Having experienced both roles, I can say categorically that it is completely different caring for our parents. Children require us to walk the talk. We as parents need to guide them through tough choices, be supportive through tough situations and help them navigate through life. Until they grow up and become independent, we support them through the phases of childhood, teenage years and adulthood. We can see them bloom and grow into strong, independent adults.
Our parents have been there and done that with us. In their twilight years, they face a different future. They see themselves becoming weaker. It takes longer to walk the stairs. They require more visits to the doctors, more medicines, and different diets. They find it so difficult to ask for help. A walking stick is a symbol of their growing old and is often resented.
The biggest difference in caring for our parents as compared to caring for our children is our attitude. We are used to looking at our parents for help, guidance and support. They were so strong, could carry us on their shoulders and were there in our universe forever. And now, to see them grey, weak and ill often moves us to anger and frustration. We are not ready for them to become old. But it creeps up on them and on us. And one day, we find ourselves changing diapers, giving them medicines, taking them to the doctors, making special food. We feel panicked when dementia, Alzheimer’s, or just old age diminishes their physical and mental capabilities until they don’t resemble the parents we know.

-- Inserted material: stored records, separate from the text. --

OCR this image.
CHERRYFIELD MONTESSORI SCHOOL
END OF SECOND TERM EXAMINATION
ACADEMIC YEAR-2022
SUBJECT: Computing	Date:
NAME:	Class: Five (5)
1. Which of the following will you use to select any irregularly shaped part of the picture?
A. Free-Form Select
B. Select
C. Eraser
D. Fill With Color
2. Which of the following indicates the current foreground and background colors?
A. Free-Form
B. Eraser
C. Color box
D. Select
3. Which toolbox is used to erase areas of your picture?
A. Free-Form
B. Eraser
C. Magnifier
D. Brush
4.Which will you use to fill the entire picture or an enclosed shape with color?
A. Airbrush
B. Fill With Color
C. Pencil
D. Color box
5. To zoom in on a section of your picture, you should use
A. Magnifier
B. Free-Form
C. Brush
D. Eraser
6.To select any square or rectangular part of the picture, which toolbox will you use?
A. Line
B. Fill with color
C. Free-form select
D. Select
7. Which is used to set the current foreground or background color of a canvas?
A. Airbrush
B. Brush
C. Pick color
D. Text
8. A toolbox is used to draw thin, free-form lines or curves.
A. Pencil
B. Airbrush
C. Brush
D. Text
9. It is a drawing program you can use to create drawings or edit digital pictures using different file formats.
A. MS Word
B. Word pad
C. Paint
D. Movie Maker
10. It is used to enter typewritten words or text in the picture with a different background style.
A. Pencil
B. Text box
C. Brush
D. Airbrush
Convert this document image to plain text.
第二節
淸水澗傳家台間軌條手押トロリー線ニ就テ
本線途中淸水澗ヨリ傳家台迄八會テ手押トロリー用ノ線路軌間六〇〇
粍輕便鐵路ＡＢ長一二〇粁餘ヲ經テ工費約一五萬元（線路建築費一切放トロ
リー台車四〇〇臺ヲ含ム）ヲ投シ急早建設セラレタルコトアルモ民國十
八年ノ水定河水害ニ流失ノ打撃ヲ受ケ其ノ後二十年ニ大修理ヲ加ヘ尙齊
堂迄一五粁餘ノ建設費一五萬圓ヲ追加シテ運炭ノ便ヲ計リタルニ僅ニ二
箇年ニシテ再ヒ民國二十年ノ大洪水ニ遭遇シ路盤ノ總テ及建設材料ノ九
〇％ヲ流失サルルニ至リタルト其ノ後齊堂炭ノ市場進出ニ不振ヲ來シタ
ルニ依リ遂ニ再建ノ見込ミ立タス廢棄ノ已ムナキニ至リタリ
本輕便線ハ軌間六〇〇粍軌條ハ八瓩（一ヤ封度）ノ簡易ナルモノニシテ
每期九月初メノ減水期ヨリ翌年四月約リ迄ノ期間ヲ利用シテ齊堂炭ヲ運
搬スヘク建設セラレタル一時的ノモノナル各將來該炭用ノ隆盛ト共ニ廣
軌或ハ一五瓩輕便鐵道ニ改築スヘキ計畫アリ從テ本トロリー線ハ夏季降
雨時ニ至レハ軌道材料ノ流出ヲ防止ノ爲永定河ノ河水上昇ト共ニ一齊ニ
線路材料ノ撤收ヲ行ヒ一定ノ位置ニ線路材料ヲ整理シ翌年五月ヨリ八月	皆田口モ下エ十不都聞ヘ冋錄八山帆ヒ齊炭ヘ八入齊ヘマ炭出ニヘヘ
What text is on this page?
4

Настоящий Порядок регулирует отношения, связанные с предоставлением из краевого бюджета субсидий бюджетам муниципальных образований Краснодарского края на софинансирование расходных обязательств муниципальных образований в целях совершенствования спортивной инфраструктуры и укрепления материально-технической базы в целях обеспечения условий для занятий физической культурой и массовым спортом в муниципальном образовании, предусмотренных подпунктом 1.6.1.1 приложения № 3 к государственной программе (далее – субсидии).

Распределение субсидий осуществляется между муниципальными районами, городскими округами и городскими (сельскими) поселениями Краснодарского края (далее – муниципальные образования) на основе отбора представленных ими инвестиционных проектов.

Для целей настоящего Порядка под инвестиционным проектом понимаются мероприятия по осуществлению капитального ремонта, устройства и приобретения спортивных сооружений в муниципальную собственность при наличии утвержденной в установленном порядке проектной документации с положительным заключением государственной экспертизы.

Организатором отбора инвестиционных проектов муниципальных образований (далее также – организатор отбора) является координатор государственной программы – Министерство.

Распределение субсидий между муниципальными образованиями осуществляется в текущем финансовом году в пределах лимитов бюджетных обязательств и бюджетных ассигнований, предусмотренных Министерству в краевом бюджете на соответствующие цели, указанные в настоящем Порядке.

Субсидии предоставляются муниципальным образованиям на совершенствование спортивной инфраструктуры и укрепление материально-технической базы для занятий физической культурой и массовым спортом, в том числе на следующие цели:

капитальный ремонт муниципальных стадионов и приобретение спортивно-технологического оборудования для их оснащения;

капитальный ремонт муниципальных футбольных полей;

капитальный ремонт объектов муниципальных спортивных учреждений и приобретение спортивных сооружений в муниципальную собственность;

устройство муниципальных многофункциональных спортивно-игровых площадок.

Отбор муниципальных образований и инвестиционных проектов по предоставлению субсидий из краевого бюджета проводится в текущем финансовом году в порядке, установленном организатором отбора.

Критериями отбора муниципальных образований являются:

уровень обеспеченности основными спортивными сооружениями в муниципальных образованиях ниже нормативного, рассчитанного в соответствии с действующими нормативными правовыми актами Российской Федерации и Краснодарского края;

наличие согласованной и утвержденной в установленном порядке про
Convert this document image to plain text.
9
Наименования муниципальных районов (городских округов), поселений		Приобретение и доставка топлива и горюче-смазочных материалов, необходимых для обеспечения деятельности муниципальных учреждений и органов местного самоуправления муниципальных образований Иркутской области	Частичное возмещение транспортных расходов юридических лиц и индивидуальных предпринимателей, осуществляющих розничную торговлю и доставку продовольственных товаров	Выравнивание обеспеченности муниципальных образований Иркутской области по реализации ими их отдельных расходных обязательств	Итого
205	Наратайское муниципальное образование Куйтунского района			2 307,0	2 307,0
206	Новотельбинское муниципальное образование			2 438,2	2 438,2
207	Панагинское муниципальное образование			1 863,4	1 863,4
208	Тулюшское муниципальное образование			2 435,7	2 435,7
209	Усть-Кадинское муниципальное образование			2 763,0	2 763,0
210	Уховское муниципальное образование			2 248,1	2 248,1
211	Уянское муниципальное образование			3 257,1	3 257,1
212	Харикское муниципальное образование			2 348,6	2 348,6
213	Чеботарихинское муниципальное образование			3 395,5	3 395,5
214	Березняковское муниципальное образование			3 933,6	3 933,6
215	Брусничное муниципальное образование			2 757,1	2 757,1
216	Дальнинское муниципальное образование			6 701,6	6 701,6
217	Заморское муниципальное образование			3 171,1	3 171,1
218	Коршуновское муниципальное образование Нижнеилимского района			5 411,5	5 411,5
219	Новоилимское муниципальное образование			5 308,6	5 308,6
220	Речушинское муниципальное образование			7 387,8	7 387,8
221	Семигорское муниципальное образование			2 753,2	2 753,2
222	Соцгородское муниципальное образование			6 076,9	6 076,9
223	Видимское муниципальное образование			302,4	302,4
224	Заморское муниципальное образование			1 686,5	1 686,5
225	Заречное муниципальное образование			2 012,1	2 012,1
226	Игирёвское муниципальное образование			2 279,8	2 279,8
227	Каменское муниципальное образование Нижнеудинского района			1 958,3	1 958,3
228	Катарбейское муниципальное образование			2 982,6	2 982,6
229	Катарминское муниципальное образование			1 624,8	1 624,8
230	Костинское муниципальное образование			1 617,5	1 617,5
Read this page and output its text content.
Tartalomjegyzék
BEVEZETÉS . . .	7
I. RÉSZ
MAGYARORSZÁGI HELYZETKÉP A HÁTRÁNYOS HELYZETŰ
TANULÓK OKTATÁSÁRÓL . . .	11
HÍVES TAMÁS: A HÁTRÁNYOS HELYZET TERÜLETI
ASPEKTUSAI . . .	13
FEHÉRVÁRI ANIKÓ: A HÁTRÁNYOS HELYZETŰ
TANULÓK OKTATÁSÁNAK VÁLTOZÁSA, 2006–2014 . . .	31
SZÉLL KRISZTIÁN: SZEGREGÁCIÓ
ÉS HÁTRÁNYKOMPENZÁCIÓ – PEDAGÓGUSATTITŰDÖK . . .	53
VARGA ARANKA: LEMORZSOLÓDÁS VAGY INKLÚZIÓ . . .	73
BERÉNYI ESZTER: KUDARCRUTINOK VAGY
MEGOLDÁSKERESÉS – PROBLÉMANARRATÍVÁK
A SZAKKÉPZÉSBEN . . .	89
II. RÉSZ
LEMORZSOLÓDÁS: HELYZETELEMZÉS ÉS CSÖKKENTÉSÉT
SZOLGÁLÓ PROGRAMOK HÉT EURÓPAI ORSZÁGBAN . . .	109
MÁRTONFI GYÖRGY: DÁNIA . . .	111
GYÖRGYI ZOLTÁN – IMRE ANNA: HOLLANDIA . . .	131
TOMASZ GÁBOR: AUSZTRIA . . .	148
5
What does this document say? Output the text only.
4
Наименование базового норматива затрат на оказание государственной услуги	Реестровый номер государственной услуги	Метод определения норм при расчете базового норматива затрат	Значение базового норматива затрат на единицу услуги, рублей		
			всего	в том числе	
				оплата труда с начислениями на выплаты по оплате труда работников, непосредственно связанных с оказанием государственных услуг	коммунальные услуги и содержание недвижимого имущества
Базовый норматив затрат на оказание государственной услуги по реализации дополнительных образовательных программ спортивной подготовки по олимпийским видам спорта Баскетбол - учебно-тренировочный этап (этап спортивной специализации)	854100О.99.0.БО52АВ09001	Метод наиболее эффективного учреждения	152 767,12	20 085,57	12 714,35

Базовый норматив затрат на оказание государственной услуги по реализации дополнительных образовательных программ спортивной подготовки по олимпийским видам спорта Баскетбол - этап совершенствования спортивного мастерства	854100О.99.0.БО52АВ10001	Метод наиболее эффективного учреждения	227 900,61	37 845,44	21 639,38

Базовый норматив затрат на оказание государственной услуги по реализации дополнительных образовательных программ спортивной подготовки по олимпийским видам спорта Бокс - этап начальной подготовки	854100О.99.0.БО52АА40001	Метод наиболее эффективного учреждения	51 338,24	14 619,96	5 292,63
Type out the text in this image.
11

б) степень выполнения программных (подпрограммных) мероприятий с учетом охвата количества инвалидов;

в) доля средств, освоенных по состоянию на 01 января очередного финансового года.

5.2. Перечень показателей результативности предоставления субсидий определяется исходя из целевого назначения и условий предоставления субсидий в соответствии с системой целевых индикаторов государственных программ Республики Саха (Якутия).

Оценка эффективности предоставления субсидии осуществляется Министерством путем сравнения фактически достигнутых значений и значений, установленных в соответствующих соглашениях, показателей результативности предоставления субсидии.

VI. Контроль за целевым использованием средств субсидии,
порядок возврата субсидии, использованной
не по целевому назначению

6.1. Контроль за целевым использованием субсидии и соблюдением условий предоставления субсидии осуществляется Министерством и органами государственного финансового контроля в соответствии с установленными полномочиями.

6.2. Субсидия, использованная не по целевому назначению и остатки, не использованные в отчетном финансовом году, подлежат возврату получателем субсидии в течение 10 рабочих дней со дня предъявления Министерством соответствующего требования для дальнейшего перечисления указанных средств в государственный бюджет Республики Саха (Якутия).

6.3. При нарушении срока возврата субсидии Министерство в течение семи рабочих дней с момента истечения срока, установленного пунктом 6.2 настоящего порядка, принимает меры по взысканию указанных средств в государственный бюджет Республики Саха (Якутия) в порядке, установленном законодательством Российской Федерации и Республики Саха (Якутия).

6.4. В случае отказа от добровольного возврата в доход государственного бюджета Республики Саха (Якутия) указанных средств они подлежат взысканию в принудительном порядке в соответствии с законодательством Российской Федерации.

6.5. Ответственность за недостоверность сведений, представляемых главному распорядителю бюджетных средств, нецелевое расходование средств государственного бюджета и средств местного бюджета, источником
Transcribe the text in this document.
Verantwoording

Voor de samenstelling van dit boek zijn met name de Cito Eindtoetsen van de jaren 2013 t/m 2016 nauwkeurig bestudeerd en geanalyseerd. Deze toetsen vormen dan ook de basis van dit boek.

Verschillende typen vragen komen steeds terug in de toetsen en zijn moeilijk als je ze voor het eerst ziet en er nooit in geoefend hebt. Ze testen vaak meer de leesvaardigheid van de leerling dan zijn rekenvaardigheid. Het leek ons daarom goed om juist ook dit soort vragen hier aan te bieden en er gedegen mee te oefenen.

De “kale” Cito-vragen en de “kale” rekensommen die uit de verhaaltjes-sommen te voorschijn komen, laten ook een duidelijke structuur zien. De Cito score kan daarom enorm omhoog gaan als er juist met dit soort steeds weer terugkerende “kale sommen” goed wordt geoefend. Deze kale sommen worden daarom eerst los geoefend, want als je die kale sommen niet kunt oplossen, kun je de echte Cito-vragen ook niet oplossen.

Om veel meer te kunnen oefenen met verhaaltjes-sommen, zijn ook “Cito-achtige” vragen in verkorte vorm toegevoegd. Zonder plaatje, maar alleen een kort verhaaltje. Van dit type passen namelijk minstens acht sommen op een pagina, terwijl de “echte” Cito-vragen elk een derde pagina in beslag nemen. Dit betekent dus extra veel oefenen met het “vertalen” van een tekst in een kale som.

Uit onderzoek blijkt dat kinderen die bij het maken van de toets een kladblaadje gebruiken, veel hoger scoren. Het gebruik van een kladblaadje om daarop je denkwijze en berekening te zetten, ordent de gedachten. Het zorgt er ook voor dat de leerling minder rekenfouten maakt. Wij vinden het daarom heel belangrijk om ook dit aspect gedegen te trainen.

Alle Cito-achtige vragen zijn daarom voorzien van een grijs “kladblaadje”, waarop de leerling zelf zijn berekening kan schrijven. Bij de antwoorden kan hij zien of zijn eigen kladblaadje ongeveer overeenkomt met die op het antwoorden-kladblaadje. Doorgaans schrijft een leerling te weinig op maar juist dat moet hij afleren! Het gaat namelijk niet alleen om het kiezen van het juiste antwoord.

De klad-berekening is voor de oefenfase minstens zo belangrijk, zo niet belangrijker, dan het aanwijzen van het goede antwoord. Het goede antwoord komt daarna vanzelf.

It is acceptance that changes the way we care for our parents – acceptance of their old age, their infirmities, their helplessness, and their need for independence. Once we accept, we can move past our feelings. The anger and frustration dies away replaced by empathy and love. It becomes easier to give your Dad a bath without being embarrassed.
Parents in their twilight years face the prospect of illness, loss of independence and death. We need to create an environment where they feel safe, well cared for and inclusive. We need to treat them with dignity, help them face their illnesses and fears.